Residual standard error: 18.3 on 14 degrees of freedom
Multiple R-squared: 0.4379, Adjusted R-squared: 0.3977
F-statistic: 10.91 on 1 and 14 DF, p-value: 0.005236

> fit_3=lm(Win~Yds.Att+Int.Att)
> summary(fit_3)

Call:
lm(formula = Win ~ Yds.Att + Int.Att)

Residuals:
Min 1Q Median 3Q Max
-26.075 -3.099 1.149 6.265 17.112

Coefficients:
Estimate Std. Error t value Pr(>|t|)   
(Intercept) -5.763 27.147 -0.212 0.83517   
Yds.Att 12.949 3.186 4.065 0.00134 **
Int.Att -1083.788 357.117 -3.035 0.00958 **
---
Signif. codes: 0 ‘***’ 0.001 ‘**’ 0.01 ‘*’ 0.05 ‘.’ 0.1 ‘ ’ 1

Residual standard error: 12.6 on 13 degrees of freedom
Multiple R-squared: 0.7525, Adjusted R-squared: 0.7144
F-statistic: 19.76 on 2 and 13 DF, p-value: 0.0001144

Que.a

Y= -58.77 + 16.39 X1

Proportion of variation = 57.7%

Que.b

Y = 97.538 - 1600.491 X2

Proportion of variation= 43.8%

Que.c

Y = -5.763 + 12.949 X1 - 1083.788 X2

Proportion of variation = 75.3%

Que.d

> data=data.frame(Yds.Att=6.7,Int.Att=0.043 )

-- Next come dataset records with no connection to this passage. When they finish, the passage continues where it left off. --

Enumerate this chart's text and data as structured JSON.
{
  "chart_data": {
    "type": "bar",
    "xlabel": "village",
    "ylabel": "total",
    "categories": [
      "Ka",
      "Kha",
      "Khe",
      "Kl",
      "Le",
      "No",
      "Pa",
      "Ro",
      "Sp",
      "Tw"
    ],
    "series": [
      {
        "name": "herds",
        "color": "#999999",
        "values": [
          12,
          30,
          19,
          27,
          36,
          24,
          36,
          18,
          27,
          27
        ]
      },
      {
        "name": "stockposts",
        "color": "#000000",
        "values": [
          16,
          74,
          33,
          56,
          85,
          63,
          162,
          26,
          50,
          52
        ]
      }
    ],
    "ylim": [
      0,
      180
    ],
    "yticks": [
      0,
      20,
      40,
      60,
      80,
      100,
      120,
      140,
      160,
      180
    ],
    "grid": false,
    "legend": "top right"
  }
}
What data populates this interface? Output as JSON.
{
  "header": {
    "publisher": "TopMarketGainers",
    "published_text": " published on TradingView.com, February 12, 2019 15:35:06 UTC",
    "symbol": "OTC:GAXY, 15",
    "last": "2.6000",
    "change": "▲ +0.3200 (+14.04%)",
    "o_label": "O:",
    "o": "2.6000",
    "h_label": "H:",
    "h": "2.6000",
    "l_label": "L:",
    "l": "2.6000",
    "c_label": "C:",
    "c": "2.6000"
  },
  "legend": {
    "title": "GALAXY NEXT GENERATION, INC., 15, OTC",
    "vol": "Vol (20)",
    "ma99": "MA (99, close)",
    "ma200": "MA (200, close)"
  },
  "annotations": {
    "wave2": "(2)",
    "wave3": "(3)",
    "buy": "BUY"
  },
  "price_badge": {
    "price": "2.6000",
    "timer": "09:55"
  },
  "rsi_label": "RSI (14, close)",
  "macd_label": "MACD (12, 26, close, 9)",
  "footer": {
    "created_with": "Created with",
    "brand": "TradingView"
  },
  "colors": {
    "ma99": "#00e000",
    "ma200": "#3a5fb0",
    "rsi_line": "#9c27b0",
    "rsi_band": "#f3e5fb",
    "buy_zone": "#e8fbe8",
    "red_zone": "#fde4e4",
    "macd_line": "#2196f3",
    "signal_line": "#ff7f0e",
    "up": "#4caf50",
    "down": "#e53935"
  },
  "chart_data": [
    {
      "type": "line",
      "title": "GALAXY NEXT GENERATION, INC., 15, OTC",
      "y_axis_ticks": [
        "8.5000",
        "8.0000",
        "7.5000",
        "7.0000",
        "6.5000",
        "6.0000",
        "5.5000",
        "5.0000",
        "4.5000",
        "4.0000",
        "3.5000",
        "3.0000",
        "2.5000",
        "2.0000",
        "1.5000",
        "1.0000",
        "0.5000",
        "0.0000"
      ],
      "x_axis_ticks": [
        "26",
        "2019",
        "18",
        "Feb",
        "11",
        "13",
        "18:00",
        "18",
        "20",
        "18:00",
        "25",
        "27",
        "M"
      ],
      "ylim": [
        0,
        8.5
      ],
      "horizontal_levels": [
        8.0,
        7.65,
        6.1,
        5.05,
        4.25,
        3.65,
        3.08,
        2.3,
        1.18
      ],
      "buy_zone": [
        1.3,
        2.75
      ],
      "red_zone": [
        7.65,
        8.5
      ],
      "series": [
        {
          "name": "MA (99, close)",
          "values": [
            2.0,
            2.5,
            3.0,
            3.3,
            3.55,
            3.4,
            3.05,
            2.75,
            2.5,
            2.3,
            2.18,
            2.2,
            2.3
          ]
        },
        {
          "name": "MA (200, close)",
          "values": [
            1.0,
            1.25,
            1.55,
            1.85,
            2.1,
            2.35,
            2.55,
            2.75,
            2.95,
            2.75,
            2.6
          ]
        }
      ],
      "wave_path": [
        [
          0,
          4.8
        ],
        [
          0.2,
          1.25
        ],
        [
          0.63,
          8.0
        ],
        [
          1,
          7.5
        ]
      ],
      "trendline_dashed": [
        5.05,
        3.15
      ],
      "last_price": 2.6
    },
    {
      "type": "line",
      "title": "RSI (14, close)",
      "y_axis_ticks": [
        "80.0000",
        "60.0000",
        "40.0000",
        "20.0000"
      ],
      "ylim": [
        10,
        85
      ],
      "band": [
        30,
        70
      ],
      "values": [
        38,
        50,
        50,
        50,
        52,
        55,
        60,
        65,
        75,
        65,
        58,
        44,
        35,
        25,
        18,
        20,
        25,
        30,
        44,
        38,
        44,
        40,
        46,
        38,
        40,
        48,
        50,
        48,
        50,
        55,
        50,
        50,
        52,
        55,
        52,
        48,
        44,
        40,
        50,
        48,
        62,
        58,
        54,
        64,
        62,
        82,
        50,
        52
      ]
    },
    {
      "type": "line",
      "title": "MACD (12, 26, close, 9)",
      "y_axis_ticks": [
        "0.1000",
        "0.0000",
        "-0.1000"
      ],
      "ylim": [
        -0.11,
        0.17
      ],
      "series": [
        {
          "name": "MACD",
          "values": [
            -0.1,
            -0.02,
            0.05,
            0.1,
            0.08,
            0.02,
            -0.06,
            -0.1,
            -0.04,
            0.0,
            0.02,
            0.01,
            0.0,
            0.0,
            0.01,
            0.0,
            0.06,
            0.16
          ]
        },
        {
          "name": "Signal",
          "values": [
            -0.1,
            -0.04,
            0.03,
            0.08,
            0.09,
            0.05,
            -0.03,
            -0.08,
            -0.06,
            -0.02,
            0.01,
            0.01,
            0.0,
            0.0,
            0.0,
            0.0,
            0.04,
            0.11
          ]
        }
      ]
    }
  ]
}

> predict(fit_3,newdata=data)

1 34.39452

Predicted value = 34.4%

Actual win % = 7/(7+9) * 100 = 43.8%

The Buffalo Bills performed worse than what we predicted by  9.4% (43.8 - 34.4)

Que.e

Goodness of fit of any model is checked by F test. For this model,

F-statistic: 19.11 on 1 and 14 DF, p-value: 0.0006393

Since p-value is less than 0.0006393, which is less than 0.05, hence we reject null hypothesis and conclude that this model provide good fit.